JPS : 1/ Il faut un modèle économique. 2/ Il faut des investisseurs. Si on permet à des investisseurs de financer des salles et de les exploiter de manière un peu différente, on pourrait peut-être en faire. On s’aperçoit après de la déficience qu’on a. La deuxième plus grande salle en France est celle de Pau, celle-ci est la 156ème capacité en Europe. D’autres salles ont été faites, l’Europe a aidé dans la construction de salles dans les pays les plus modestes dirais-je. Derrière l’Europe, c’est l’Allemagne et la France qui finance. On n’a pas de salles mais on finance celles des autres, ce qui est assez surprenant. On n’a pas besoin d’avoir des grandes salles partout mais oui au moins dans les grandes villes françaises puis au niveau européen : Paris, Lyon, Strasbourg et Marseille.
B-Rise : Y a-t-il des matchs marquants qui restent ancrer dans votre mémoire sur la scène européenne ?
JPS : Les Final Four d’Euroligue sont très bons. Je me souviens de celui de Berlin.
B-Rise : Quel serait le 5 majeur idéal NBA selon vous toutes générations confondues ?
JPS : Idéal je ne sais pas. Kevin Durant, Michael Jordan, Magic Johnson bien sur, Shaquille O’Neal et Kareem Abdul-Jabbar.
B-Rise : Même question pour le basket féminin ?
JPS : Teresa Edwards en meneuse, Diana Taurasi à l’arrière, Cheryl Miller en ailière, Katrina Mcclain en ailière et Lisa Leslie au poste 5.
B-Rise : J’en viens à ma dernière question. Quel serait le mot de la fin ?

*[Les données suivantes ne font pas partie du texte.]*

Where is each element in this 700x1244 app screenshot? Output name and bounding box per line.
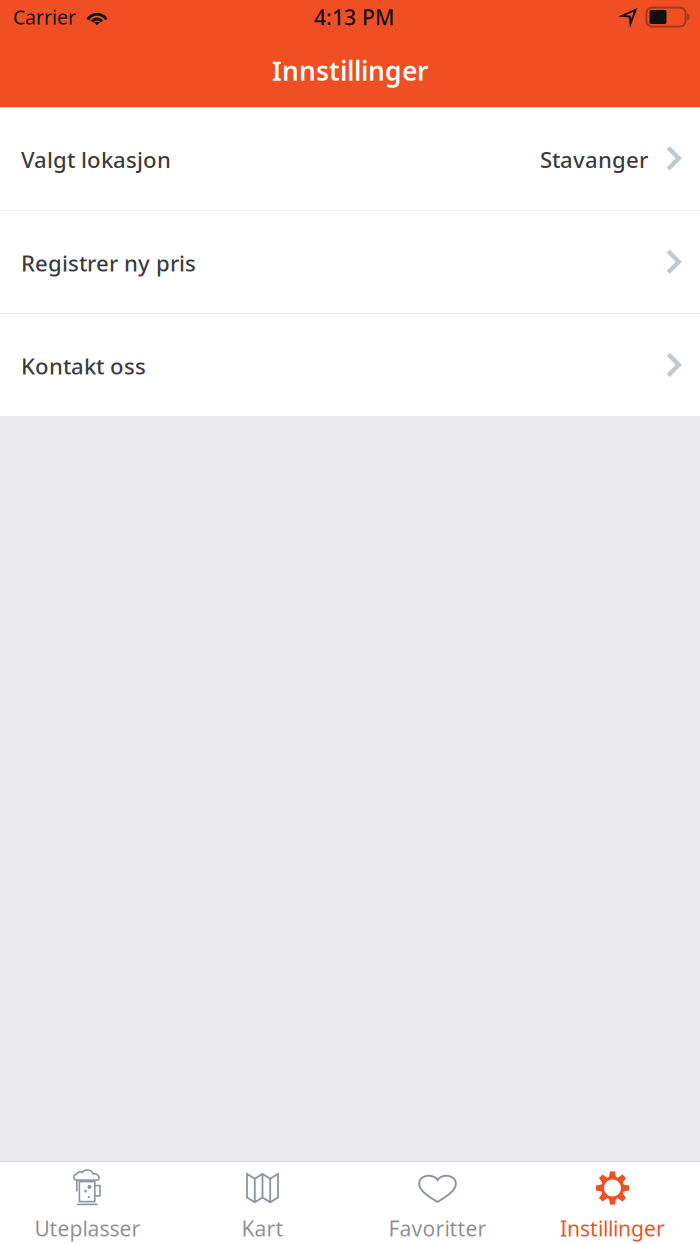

JPS : C’était marrant de retrouver des photos du passé me concernant. Je pense que le basket français a des atouts pour continuer son développement. Ce qui est important, c’est de se souvenir du passé. Et c’est important pour construire le futur. C’était sympa cet entretien.
Un grand merci à Jean-Pierre Siutat d’avoir ouvert ses portes à B-Rise et pour ses réponses à mes questions.